Oxford, en 1919. Dans la cité universitaire évoluent quatre personnages, tous blessés d’une façon ou une autre par la guerre qui vient de s’achever, tous à un tournant de leur vie. T. E. « Ned » Lawrence, venu défendre la cause de ses amis arabes aux négociations du traité de Versailles et forcé par son éditeur à se remettre à son manuscrit. C. S. « Jack » Lewis, menant une étrange vie entre l’université et la famille de son meilleur ami disparu ; le poète Robert Graves et John Ronald Reuel Tolkien, ce dernier hanté par les spectres des amis disparus dans les tranchées de la somme.

Dans cet étrange roman de l’auteur italien Wu Ming 4 (pseudonyme de Federico Guglielmi), on entre dans la vie de trois créateurs de mythes et dans celle d’un homme qui en devint un lui-même. Un projet difficile : mettre en scène des personnages réels et raconter la naissance, suite au traumatisme de la Grande Guerre, de certains des mythes de notre époque.

De fait, ce roman très ambitieux est globalement raté : le rapprochement des quatre voix ne crée aucune dynamique romanesque, on a l’impression d’une série d’extraits juxtaposés qui feraient entendre un discours un peu trop subtil pour l’oreille du lecteur, sans jamais trop savoir où nous porte le récit.

Si l’œuvre est imparfaite, elle comporte toutefois de beaux morceaux : l’évocation du monde universitaire anglais des années 1920 avec ses règles rigides et ses révoltes à venir.

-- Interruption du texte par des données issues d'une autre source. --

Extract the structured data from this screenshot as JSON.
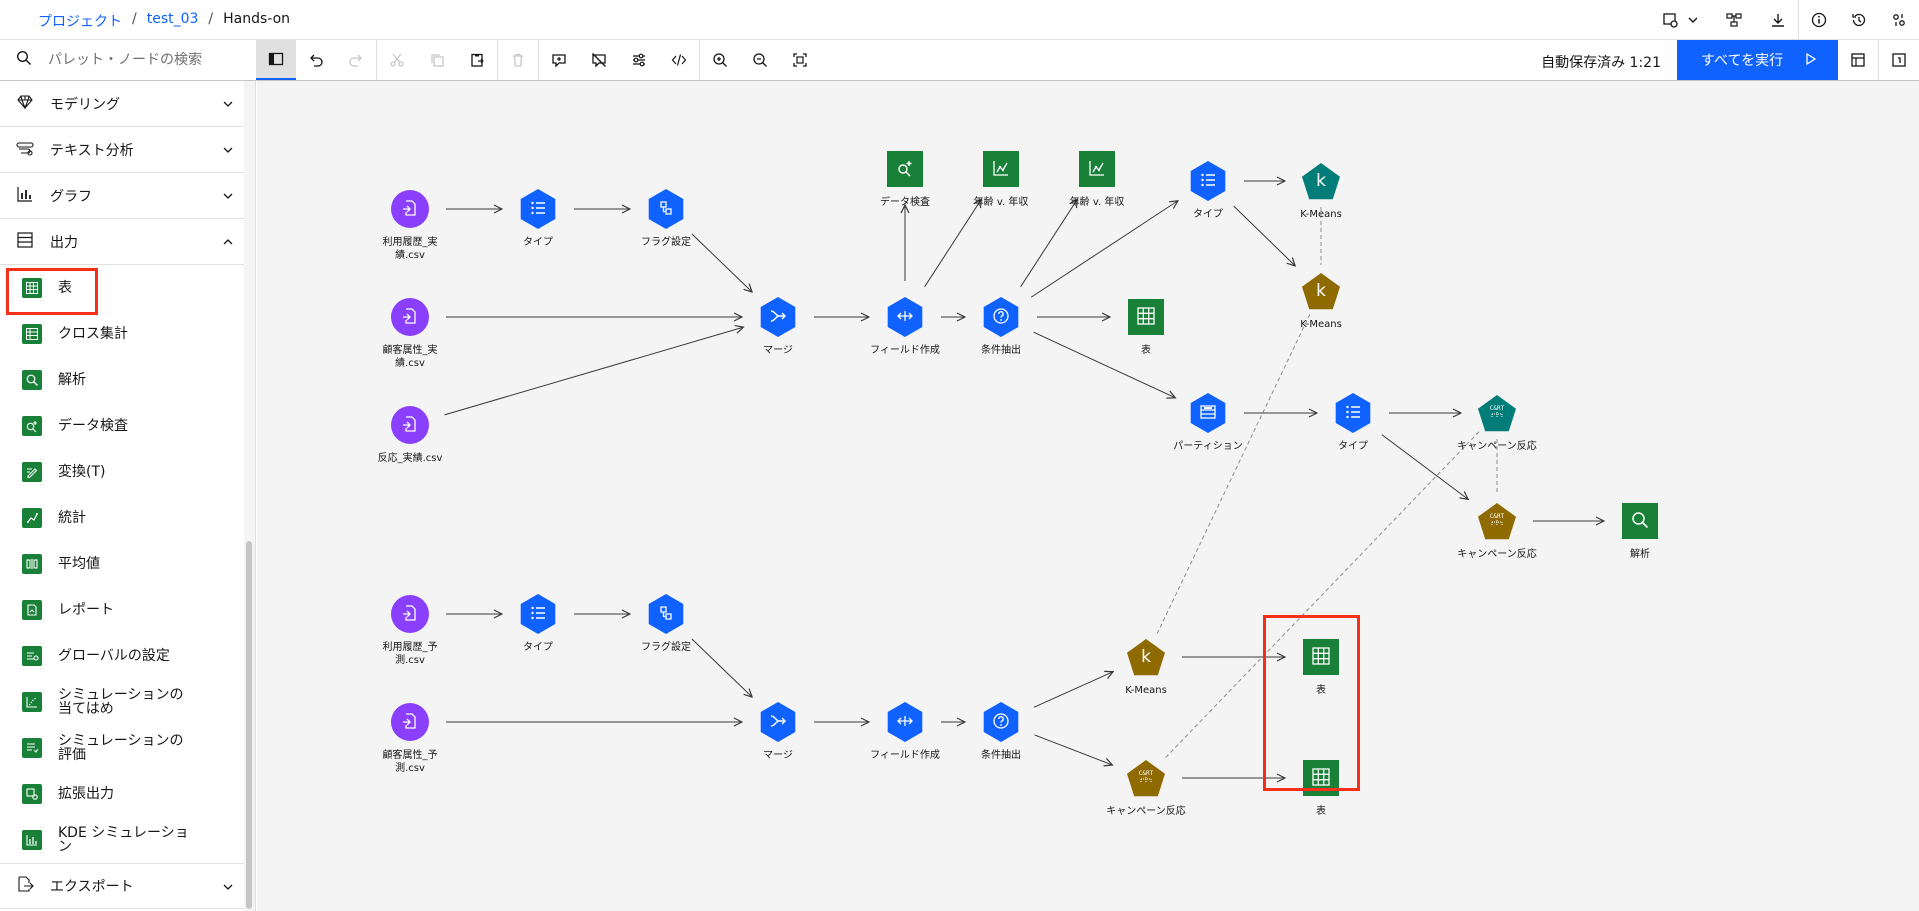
{
  "breadcrumb": {
    "project": "プロジェクト",
    "flow": "test_03",
    "current": "Hands-on"
  },
  "search": {
    "placeholder": "パレット・ノードの検索"
  },
  "toolbar": {
    "autosave": "自動保存済み 1:21",
    "run_all": "すべてを実行"
  },
  "sidebar": {
    "categories": [
      {
        "label": "モデリング",
        "icon": "diamond-icon",
        "expanded": false
      },
      {
        "label": "テキスト分析",
        "icon": "text-analysis-icon",
        "expanded": false
      },
      {
        "label": "グラフ",
        "icon": "bar-chart-icon",
        "expanded": false
      },
      {
        "label": "出力",
        "icon": "table-list-icon",
        "expanded": true
      }
    ],
    "output_items": [
      {
        "label": "表",
        "icon": "table-icon",
        "selected": true
      },
      {
        "label": "クロス集計",
        "icon": "crosstab-icon"
      },
      {
        "label": "解析",
        "icon": "analysis-icon"
      },
      {
        "label": "データ検査",
        "icon": "data-audit-icon"
      },
      {
        "label": "変換(T)",
        "icon": "transform-icon"
      },
      {
        "label": "統計",
        "icon": "statistics-icon"
      },
      {
        "label": "平均値",
        "icon": "means-icon"
      },
      {
        "label": "レポート",
        "icon": "report-icon"
      },
      {
        "label": "グローバルの設定",
        "icon": "global-settings-icon"
      },
      {
        "label": "シミュレーションの\n当てはめ",
        "icon": "sim-fit-icon"
      },
      {
        "label": "シミュレーションの\n評価",
        "icon": "sim-eval-icon"
      },
      {
        "label": "拡張出力",
        "icon": "extension-output-icon"
      },
      {
        "label": "KDE シミュレーショ\nン",
        "icon": "kde-icon"
      }
    ],
    "export": {
      "label": "エクスポート",
      "icon": "export-icon"
    }
  },
  "canvas": {
    "nodes": [
      {
        "id": "n1",
        "label": "利用履歴_実\n績.csv",
        "kind": "source",
        "icon": "import-file-icon"
      },
      {
        "id": "n2",
        "label": "タイプ",
        "kind": "field-op",
        "icon": "type-icon"
      },
      {
        "id": "n3",
        "label": "フラグ設定",
        "kind": "field-op",
        "icon": "set-to-flag-icon"
      },
      {
        "id": "n4",
        "label": "顧客属性_実\n績.csv",
        "kind": "source",
        "icon": "import-file-icon"
      },
      {
        "id": "n5",
        "label": "反応_実績.csv",
        "kind": "source",
        "icon": "import-file-icon"
      },
      {
        "id": "n6",
        "label": "マージ",
        "kind": "record-op",
        "icon": "merge-icon"
      },
      {
        "id": "n7",
        "label": "フィールド作成",
        "kind": "record-op",
        "icon": "derive-icon"
      },
      {
        "id": "n8",
        "label": "条件抽出",
        "kind": "record-op",
        "icon": "select-icon"
      },
      {
        "id": "n9",
        "label": "データ検査",
        "kind": "output",
        "icon": "data-audit-icon"
      },
      {
        "id": "n10",
        "label": "年齢 v. 年収",
        "kind": "output",
        "icon": "plot-icon"
      },
      {
        "id": "n11",
        "label": "年齢 v. 年収",
        "kind": "output",
        "icon": "plot-icon"
      },
      {
        "id": "n12",
        "label": "タイプ",
        "kind": "field-op",
        "icon": "type-icon"
      },
      {
        "id": "n13",
        "label": "K-Means",
        "kind": "model",
        "icon": "kmeans-icon"
      },
      {
        "id": "n14",
        "label": "K-Means",
        "kind": "nugget",
        "icon": "kmeans-icon"
      },
      {
        "id": "n15",
        "label": "表",
        "kind": "output",
        "icon": "table-icon"
      },
      {
        "id": "n16",
        "label": "パーティション",
        "kind": "field-op",
        "icon": "partition-icon"
      },
      {
        "id": "n17",
        "label": "タイプ",
        "kind": "field-op",
        "icon": "type-icon"
      },
      {
        "id": "n18",
        "label": "キャンペーン反応",
        "kind": "model",
        "icon": "cart-icon"
      },
      {
        "id": "n19",
        "label": "キャンペーン反応",
        "kind": "nugget",
        "icon": "cart-icon"
      },
      {
        "id": "n20",
        "label": "解析",
        "kind": "output",
        "icon": "analysis-icon"
      },
      {
        "id": "n21",
        "label": "利用履歴_予\n測.csv",
        "kind": "source",
        "icon": "import-file-icon"
      },
      {
        "id": "n22",
        "label": "タイプ",
        "kind": "field-op",
        "icon": "type-icon"
      },
      {
        "id": "n23",
        "label": "フラグ設定",
        "kind": "field-op",
        "icon": "set-to-flag-icon"
      },
      {
        "id": "n24",
        "label": "顧客属性_予\n測.csv",
        "kind": "source",
        "icon": "import-file-icon"
      },
      {
        "id": "n25",
        "label": "マージ",
        "kind": "record-op",
        "icon": "merge-icon"
      },
      {
        "id": "n26",
        "label": "フィールド作成",
        "kind": "record-op",
        "icon": "derive-icon"
      },
      {
        "id": "n27",
        "label": "条件抽出",
        "kind": "record-op",
        "icon": "select-icon"
      },
      {
        "id": "n28",
        "label": "K-Means",
        "kind": "nugget",
        "icon": "kmeans-icon"
      },
      {
        "id": "n29",
        "label": "キャンペーン反応",
        "kind": "nugget",
        "icon": "cart-icon"
      },
      {
        "id": "n30",
        "label": "表",
        "kind": "output",
        "icon": "table-icon"
      },
      {
        "id": "n31",
        "label": "表",
        "kind": "output",
        "icon": "table-icon"
      }
    ],
    "links": [
      [
        "n1",
        "n2"
      ],
      [
        "n2",
        "n3"
      ],
      [
        "n3",
        "n6"
      ],
      [
        "n4",
        "n6"
      ],
      [
        "n5",
        "n6"
      ],
      [
        "n6",
        "n7"
      ],
      [
        "n7",
        "n8"
      ],
      [
        "n7",
        "n9"
      ],
      [
        "n7",
        "n10"
      ],
      [
        "n8",
        "n11"
      ],
      [
        "n8",
        "n12"
      ],
      [
        "n8",
        "n15"
      ],
      [
        "n8",
        "n16"
      ],
      [
        "n12",
        "n13"
      ],
      [
        "n12",
        "n14"
      ],
      [
        "n16",
        "n17"
      ],
      [
        "n17",
        "n18"
      ],
      [
        "n17",
        "n19"
      ],
      [
        "n19",
        "n20"
      ],
      [
        "n21",
        "n22"
      ],
      [
        "n22",
        "n23"
      ],
      [
        "n23",
        "n25"
      ],
      [
        "n24",
        "n25"
      ],
      [
        "n25",
        "n26"
      ],
      [
        "n26",
        "n27"
      ],
      [
        "n27",
        "n28"
      ],
      [
        "n27",
        "n29"
      ],
      [
        "n28",
        "n30"
      ],
      [
        "n29",
        "n31"
      ]
    ],
    "model_links": [
      [
        "n13",
        "n14"
      ],
      [
        "n18",
        "n19"
      ],
      [
        "n14",
        "n28"
      ],
      [
        "n18",
        "n29"
      ]
    ]
  },
  "colors": {
    "source": "#8a3ffc",
    "op": "#0f62fe",
    "output": "#198038",
    "model": "#007d79",
    "nugget": "#8e6a00",
    "highlight": "#f62f1a"
  }
}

Les doutes, la personnalité ambiguë et la mise en scène par lui-même (et par un journaliste américain) de la légende de celui qu’on appelle déjà Lawrence d’Arabie. La vie de famille singulière de ce futur grand moraliste de Jack Lewis, qui entre dans le foyer et dans le lit de la mère de son ami disparu, ou bien les choix entre poésie, vie de famille, université et épicerie du futur mythographe, Robert Graves.

Pour se concentrer sur Tolkien, le jeune homme mis en scène par le roman (il a 28 ans) est un beau personnage, hanté par l’indicible douleur de la guerre et de la perte, comprenant que c’est dans le travail de ses poèmes écrits à l’hôpital après sa blessure (« La Chute de Gondolin ») que se trouvera le salut de son esprit. Wu Ming 4 propose là une belle figure de créateur en devenir, qui se croit obligé de choisir entre son travail universitaire « sérieux » pour subvenir à la vie de sa famille, et une œuvre dont il pense qu’il n’y a rien à espérer, un jeune homme amoureux et aimé de son épouse Edith, savourant le plaisir des promenades dans le paysage campagnard de l’Oxforshire, et triste à mourir de devoir partir enseigner dans la grise ville de Leeds.

L’auteur semble s’être abondamment documenté sur ses personnages et leur cadre de vie. Pourquoi ne pas nous avoir livré quatre essais biographiques ? Qu’apporte ici la fiction ? Je n’ai pas su le distinguer, et c’est là mon plus grand regret concernant ce livre plutôt bien écrit, attachant, mais qui m’a laissé au bord du chemin.